Pour une démocratie directe

Épisode 8 : L’État au service du patronat

Les marchés publics et la corruption

Autres façons pour l’État ou les collectivités de donner du fric à des entreprises : la commande publique et la distribution de marchés publics, souvent selon des critères opaques. Avec bien sûr, ici aussi, de la corruption et du favoritisme à tous les étages.

Le principe des marchés publics, pour rappel, c’est que vous avez des acheteurs publics (genre l’État, les collectivités locales, des établissements publics, etc.), qui font appel à des entreprises privées pour faire faire des trucs qu’ils veulent (comme des travaux de voirie, la construction de bâtiments ou de logements, etc.) mais qu’ils ne peuvent pas (ou ne veulent pas) faire eux-mêmes. Bon, déjà ce principe-là est critiquable pour plein de raisons, vu que à chaque fois, ces collectivités donnent de l’argent public à des entreprises au passage, plutôt que de se donner les moyens de faire tout ça elles-mêmes directement, ce qui sur le long terme serait sûrement plus efficace et reviendrait moins cher, mais passons.

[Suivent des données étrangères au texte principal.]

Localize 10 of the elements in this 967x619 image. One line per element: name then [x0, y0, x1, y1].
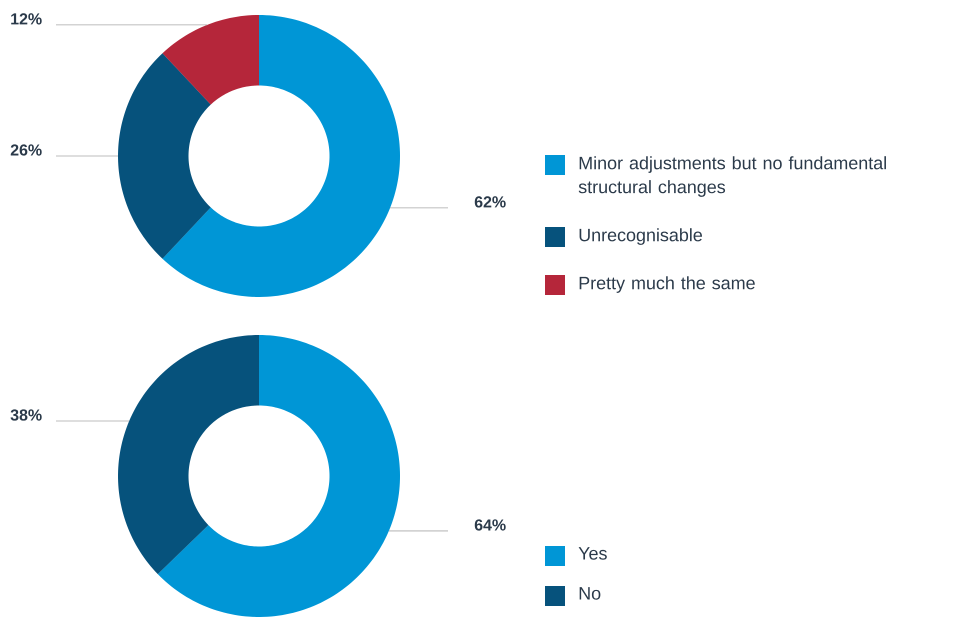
legend-label: Yes [578, 547, 607, 560]
legend-label: No [580, 587, 600, 600]
legend-label: Minor adjustments but no fundamental structural changes [578, 156, 886, 197]
data-label: 62% [474, 196, 506, 208]
data-label: 26% [10, 144, 42, 156]
data-label: 38% [10, 409, 42, 421]
legend-label: Unrecognisable [580, 228, 702, 245]
legend-label: Pretty much the same [580, 276, 755, 293]
data-label: 12% [11, 13, 42, 25]
data-label: 64% [474, 519, 506, 531]
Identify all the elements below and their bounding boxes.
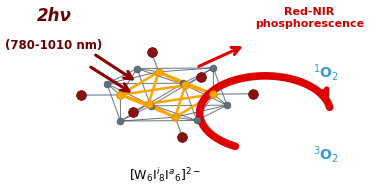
Text: Red-NIR
phosphorescence: Red-NIR phosphorescence [255, 7, 364, 29]
Text: (780-1010 nm): (780-1010 nm) [6, 39, 103, 52]
Text: 2hν: 2hν [37, 7, 71, 25]
Text: [W$_6$I$^i$$_8$I$^a$$_6$]$^{2-}$: [W$_6$I$^i$$_8$I$^a$$_6$]$^{2-}$ [129, 166, 201, 184]
Text: $^3$O$_2$: $^3$O$_2$ [313, 144, 339, 165]
Text: $^1$O$_2$: $^1$O$_2$ [313, 62, 339, 83]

Bref, en théorie, les marchés publics doivent être, ben, publics, c’est à dire que quand la collectivité a besoin d’un truc, elle est censée publier un appel d’offre public qui explique le projet, et toutes les entreprises doivent pouvoir être au courant, et comme ça les entreprises intéressées peuvent candidater et proposer un projet qui correspond à la demande et un devis. Et ensuite, parmi toutes les entreprises qui ont proposé leurs services, l’acheteur public (donc l’État ou la collectivité) est censé choisir la « meilleure » offre, c’est à dire en gros l’entreprise qui propose le meilleur rapport qualité / prix, tout en remplissant les critères de l’appel d’offre.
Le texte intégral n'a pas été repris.